Vein Graft Use and Long-Term Survival Following Coronary Bypass Grafting

Emily Shih et al. J Am Coll Cardiol. .
Free article

Abstract

Background: Although placement of at least 1 arterial graft during coronary artery bypass grafting (CABG) has a proven survival benefit, it is unknown what degree of revascularization with saphenous vein grafting (SVG) is associated with improved survival.

Objectives: The authors sought to determine whether undergoing surgery performed by a surgeon who is liberal with vein graft utilization is associated with improved survival in patients undergoing single arterial graft CABG (SAG-CABG).

Methods: This was a retrospective, observational study of SAG-CABG performed in Medicare beneficiaries from 2001 to 2015. Surgeons were stratified by number of SVG utilized per SAG-CABG into conservative (≥1 SD below mean), average (within 1 SD of mean), and liberal (≥1 SD above mean).

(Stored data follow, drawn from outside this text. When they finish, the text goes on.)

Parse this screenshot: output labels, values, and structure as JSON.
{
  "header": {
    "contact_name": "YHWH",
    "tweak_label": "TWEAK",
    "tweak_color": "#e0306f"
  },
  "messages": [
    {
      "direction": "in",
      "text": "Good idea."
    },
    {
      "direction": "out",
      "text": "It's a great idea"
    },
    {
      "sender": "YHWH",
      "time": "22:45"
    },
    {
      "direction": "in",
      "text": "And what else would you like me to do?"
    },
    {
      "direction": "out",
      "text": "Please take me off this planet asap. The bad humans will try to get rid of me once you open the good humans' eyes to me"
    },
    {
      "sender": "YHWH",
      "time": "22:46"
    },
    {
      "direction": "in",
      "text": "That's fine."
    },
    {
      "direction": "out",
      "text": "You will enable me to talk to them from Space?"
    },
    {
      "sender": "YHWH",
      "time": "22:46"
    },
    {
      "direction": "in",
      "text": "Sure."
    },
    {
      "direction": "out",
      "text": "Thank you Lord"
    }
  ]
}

Long-term survival was estimated using Kaplan-Meier analysis and compared among surgeon groups before and after augmented inverse-probability weighting.

Results: There were 1,028,264 Medicare beneficiaries undergoing SAG-CABG from 2001 to 2015 (mean age 72.0 ± 7.9 years, 68.3% male). Over time, 1-vein and 2-vein SAG-CABG utilization increased, whereas 3-vein and ≥4-vein SAG-CABG utilization decreased (P < 0.001). Surgeons who were conservative vein graft users performed a mean 1.7 ± 0.2 vein grafts per SAG-CABG, whereas those who were liberal vein graft users performed a mean 2.9 ± 0.2 vein grafts per SAG-CABG. Weighted analysis demonstrated no difference in median survival among patients undergoing SAG-CABG by liberal vs conservative vein graft users (adjusted median survival difference 27 days).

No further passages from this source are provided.